The CSRD extends beyond the EU, applying to non-EU companies with significant operations in the region. Its aim is to provide consistent, comparable, and verifiable sustainability data to stakeholders and investors. The directive requires businesses to integrate ESG reporting into governance, risk, and strategy processes, significantly raising expectations on transparency and accountability.
To support companies with these new requirements, Tunley Environmental will host a webinar titled “Navigating CSRD: What’s Changing and How to Get Ready” on Thursday, 11 September 2025, from 16:00 to 17:00 BST. The session will provide practical guidance on understanding CSRD’s requirements and exploring how compliance can strengthen corporate sustainability strategies.

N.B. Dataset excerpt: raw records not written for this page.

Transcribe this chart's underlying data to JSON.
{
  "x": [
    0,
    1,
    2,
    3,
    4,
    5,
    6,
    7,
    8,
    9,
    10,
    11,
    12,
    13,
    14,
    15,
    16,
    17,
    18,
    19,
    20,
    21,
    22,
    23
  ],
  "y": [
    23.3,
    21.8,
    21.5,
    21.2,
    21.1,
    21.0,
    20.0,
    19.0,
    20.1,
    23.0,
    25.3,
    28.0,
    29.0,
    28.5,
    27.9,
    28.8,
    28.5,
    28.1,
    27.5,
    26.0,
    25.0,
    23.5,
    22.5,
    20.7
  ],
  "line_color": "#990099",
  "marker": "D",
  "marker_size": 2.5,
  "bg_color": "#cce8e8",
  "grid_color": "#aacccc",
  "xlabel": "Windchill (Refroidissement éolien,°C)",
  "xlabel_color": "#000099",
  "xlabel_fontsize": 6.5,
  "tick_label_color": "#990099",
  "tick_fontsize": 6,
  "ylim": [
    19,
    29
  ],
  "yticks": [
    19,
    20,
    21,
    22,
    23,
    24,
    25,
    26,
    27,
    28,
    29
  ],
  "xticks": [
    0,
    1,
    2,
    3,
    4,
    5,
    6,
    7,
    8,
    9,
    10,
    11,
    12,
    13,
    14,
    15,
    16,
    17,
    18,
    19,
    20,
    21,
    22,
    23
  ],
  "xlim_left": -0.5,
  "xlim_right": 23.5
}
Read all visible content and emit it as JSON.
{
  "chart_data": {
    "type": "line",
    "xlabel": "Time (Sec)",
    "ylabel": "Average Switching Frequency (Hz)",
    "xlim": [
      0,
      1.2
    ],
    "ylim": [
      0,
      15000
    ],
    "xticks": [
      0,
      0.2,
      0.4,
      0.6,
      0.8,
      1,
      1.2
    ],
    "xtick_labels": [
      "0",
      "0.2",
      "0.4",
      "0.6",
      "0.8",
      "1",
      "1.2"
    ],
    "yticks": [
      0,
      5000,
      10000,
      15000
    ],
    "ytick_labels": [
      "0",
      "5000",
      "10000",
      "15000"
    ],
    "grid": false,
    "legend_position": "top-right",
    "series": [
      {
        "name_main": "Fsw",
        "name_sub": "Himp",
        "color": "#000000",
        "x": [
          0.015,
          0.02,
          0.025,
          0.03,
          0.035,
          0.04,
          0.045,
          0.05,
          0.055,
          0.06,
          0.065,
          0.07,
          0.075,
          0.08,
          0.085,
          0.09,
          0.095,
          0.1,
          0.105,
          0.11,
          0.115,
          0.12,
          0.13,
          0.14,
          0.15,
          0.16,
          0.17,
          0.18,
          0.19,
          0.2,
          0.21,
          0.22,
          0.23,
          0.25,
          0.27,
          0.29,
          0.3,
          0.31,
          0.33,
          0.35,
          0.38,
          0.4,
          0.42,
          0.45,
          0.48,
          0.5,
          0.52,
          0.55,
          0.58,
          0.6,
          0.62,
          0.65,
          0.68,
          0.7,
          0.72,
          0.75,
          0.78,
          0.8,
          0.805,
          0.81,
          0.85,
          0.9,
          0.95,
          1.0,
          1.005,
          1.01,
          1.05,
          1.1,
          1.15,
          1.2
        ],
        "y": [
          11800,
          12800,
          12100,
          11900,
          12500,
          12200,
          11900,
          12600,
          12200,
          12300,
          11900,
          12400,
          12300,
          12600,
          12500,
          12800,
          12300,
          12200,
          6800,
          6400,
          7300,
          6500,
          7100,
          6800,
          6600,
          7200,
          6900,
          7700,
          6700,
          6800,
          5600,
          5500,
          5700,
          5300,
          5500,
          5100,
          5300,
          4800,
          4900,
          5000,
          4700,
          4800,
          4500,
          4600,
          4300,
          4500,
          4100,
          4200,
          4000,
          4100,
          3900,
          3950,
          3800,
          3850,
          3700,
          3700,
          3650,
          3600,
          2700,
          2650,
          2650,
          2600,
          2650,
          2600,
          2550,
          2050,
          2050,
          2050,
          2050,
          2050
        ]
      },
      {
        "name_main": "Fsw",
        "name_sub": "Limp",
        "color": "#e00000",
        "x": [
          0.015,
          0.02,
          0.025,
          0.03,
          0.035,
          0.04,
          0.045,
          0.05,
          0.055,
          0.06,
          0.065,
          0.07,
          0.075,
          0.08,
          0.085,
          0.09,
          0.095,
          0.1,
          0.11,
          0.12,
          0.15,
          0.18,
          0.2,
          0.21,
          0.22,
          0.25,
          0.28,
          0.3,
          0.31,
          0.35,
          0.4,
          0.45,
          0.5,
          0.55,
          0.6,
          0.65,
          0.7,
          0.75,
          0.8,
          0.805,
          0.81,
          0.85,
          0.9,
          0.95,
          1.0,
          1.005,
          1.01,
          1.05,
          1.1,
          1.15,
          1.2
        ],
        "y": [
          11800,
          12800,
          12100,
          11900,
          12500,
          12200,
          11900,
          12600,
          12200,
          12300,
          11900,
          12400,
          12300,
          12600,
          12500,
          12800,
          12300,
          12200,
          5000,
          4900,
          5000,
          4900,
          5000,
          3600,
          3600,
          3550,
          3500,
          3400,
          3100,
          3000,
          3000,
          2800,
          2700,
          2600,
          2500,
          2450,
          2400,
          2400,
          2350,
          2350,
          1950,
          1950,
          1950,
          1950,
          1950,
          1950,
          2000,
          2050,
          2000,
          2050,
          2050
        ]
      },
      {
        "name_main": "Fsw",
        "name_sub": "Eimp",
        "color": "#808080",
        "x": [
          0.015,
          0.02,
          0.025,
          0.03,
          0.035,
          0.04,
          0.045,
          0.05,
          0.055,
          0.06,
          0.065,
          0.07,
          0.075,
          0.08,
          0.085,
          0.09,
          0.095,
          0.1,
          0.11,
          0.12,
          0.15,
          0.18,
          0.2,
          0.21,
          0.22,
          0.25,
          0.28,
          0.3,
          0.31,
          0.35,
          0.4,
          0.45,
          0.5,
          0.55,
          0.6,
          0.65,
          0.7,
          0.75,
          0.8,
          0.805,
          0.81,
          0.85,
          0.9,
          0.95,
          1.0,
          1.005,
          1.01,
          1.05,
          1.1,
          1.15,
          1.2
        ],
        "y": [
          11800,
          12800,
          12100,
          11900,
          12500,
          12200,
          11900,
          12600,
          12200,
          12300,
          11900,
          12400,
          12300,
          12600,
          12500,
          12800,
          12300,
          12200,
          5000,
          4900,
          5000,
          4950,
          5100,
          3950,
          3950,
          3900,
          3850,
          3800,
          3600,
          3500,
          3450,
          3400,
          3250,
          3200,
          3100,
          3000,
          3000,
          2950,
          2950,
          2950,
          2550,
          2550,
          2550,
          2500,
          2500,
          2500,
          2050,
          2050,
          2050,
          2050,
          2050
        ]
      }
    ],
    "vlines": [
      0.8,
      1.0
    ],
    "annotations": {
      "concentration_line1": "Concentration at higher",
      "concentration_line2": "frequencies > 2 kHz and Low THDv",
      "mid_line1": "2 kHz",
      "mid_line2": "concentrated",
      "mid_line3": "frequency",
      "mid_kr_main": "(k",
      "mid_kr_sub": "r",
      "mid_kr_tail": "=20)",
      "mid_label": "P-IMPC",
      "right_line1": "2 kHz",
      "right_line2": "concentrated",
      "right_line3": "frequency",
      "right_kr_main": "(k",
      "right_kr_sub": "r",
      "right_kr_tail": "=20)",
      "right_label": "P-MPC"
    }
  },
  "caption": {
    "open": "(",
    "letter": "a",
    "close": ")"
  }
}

Key topics to be addressed
- Overview of CSRD and its environmental reporting requirements
- The purpose and process of Double Materiality Assessments
- Practical insights into the five ESRS environmental standards (E1–E5)
- Steps to begin preparing for CSRD compliance
The webinar is aimed at senior leaders and teams responsible for sustainability, compliance, and finance functions. It is also relevant for organisations looking to align with global reporting trends.
Dr Aaron Yeardley, Co-Head of Science at Tunley Environmental and lead presenter, said: “I am genuinely excited about the CSRD. It forces businesses to face sustainability head-on. I really like how it builds real accountability into everyday operations. It touches on all key environmental topics, yet it ensures each company focuses only on the ones that are material to their specific impacts and risks.”